Before settling into a cosy High Church Anglicanism, Auden spent most of his pre-war life hunting for a bedrock of beliefs, which in physical terms gave him itchy feet. Like many Britons, he pitched into the Spanish Civil War, which he found a static, disillusioning limbo. In 1938 he and Isherwood sailed for China, whose creaky coalition of Nationalist and Communist government was held together only by war with Japan. It was all a bit of a jolly to the travellers, who immediately had business cards made with their names transcribed into Chinese phonetics: ‘Y Hsiao Wu’ and ‘Au Deng’. Au Deng sought out the fighting wherever it was thickest, seemingly impervious to danger. As Isherwood wrote to Spender, “Auden knows he won’t be killed, because Nanny would never allow it, and it Can’t Happen Here.”

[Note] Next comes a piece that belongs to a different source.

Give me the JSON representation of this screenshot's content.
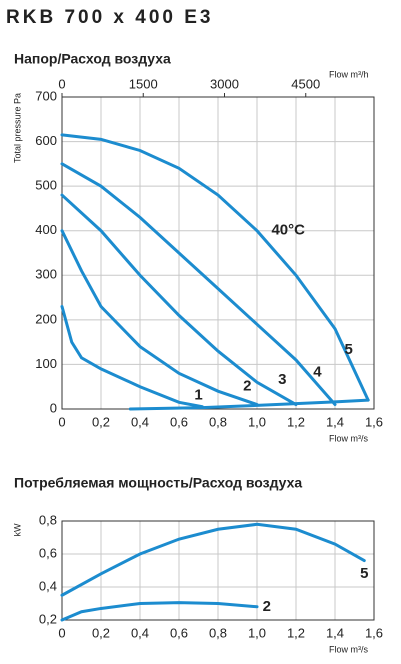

My summer reading of Auden’s poetry left me with the strong impression of a poet who declined after the War, an impression shared by most of his contemporaries (Carpenter repeatedly begs to differ, but one wonders if he really believed his own defence). He succumbed to the ageing poet’s cardinal sin of tampering with their earlier work, invariably for the worse; and struck one of his most famous poems from his anthologies altogether. Thankfully, ‘September 1, 1939’ was already out there in the world, long past being reeled back in. And no wonder, given the first stanza:

I sit in one of the dives
On Fifty-second Street
Uncertain and afraid
As the clever hopes expire
Of a low dishonest decade:
Waves of anger and fear
Circulate over the bright
And darkened lands of the earth,
Obsessing our private lives;
The unmentionable odour of death
Offends the September night.

It may start in a dive in Fifty-Second street, but by line four the poem has soared to what Carpenter calls Auden’s “hawk’s vision,” with “a low dishonest decade” in his sights. It’s a lesson to all poets who fight shy of absolute values and moral judgements. And the final stanza is a lesson to all poets who kid themselves that the words they write make a greater difference than the lives they lead.

All I have is a voice
To undo the folded lie,
The romantic lie in the brain
Of the sensual man-in-the-street
And the lie of Authority
Whose buildings grope the sky:
There is no such thing as the State
And no one exists alone;
Hunger allows no choice
To the citizen or the police;
We must love one another or die.

Auden never reconciled himself to the last line, thinking “that’s a damned lie! We must die anyway.” In later versions, he changed it to “We must love one another and die.” Geoffrey Hill, as one of Auden’s successors as Oxford Professor of Poetry, ventured that Auden had forgotten his original motive: “He meant to die spiritually, and that seems to me an entirely acceptable sentiment.” But Auden eventually came to think the poem riddled with “dishonesty,” and completely disowned it. Its very mention would probably earn Carpenter a black mark, in his book. But then, good biographers spare no blushes, and Carpenter is a very good biographer. He also wrote Lives of Tolkien, Britten, Evelyn Waugh, Ezra Pound, John Murray, and one presumes that they are all as clear, as readable and as unconceited as Auden: A biography. As Bennett notes in the preface to The Habit of Art, he deserves a biography all to himself.